Suona assai più giusta la prova di Marina Rocco. La sua Nora è una bambola con un carillon all’interno che nell’avanzare del dramma progressivamente si inceppa e non suona più la musichetta della donna-bambina ingenua, ignara delle cose del mondo e necessitosa di protezione maschile. Incomincia invece a gracchiare il rumore della propria presa di coscienza e dell’emancipazione. La regia non l’ha voluta vittima che alla fine si sveglia ma ha inteso darle fin da subito una connotazione di manipolatrice. D’altronde è vero che Nora mente fin dall’inizio e che ha ordito l’imbroglio dal quale il dramma parte, ossia avere falsificato la firma del padre in occasione di un prestito illecito da lei contratto con Krogstad, il quale adesso la ricatta. Quei soldi le servivano a salvare la vita di suo marito, minacciato da una malattia che solo un costoso viaggio di riposo in Italia avrebbe potuto guarire. Insomma, non è così sprovveduta, Nora, ed invece capace di organizzare un intrigo per cavare la famiglia dai guai: questo lo spettacolo suggerisce. Impostare il personaggio sull’idea di una donna ingenuamente astuta, oca e impostora, è un’operazione che mette l’interprete su una via stretta e complessa. Anche perché Nora resta pur sempre una pecorella finita nelle fauci del lupo e sembra non rendersi conto della gravità della firma falsificata fin quando Krogstad non gliela sbatte in faccia. E lei si ritrova in una morsa da cui non sa come liberarsi, salvata dalla assai più scaltra Signora Linde. Quindi la protagonista, alla prova dei fatti, resta un’anima candida. Ma siccome la regia le ha trovato un fondo di astuzia, il colpo di scena finale in cui lei improvvisamente prende coscienza della vera personalità di suo marito e delle reali condizioni del suo matrimonio funziona meno: la furbizia sfrutta le debolezze altrui, non le respinge; è dall’innocenza che nascono il disgusto e la disistima per l’altro.

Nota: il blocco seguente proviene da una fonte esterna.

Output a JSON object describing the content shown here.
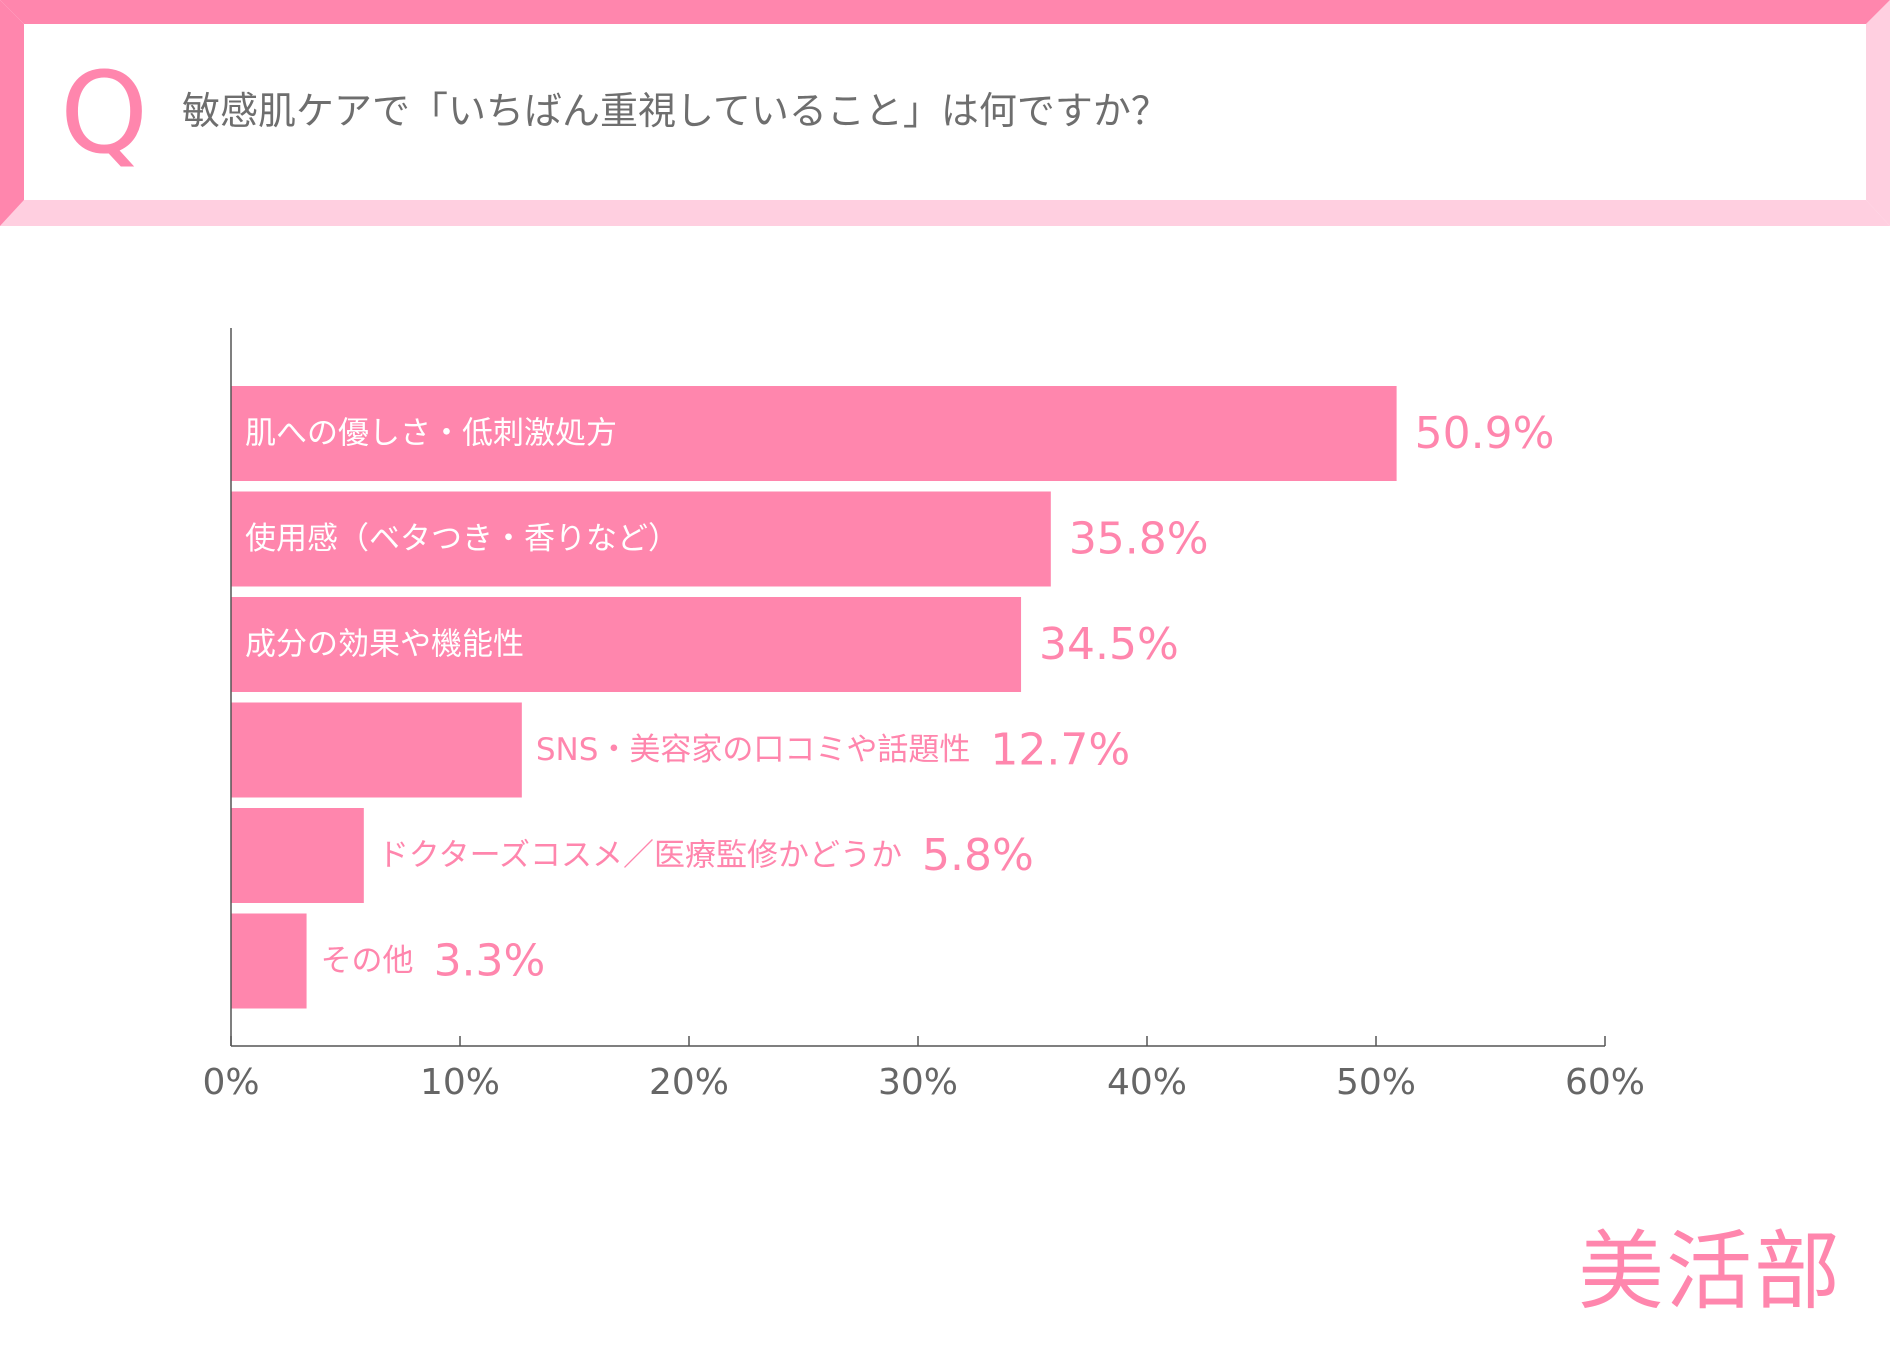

Comunque all’interno dell’analisi di Andrée Ruth Shammah, Marina Rocco trova – grazie anche alla regista stessa – un governo del personaggio molto equilibrato. Si vedono una grazia in questa attrice, un’eleganza che le permettono di imporre la propria femminilità sottile e resistente di fronte al dilagare di Timi e di ribadire la femminilità e la centralità di Nora, bambola infine cosciente e coraggiosa al cospetto della vasta mediocrità maschile.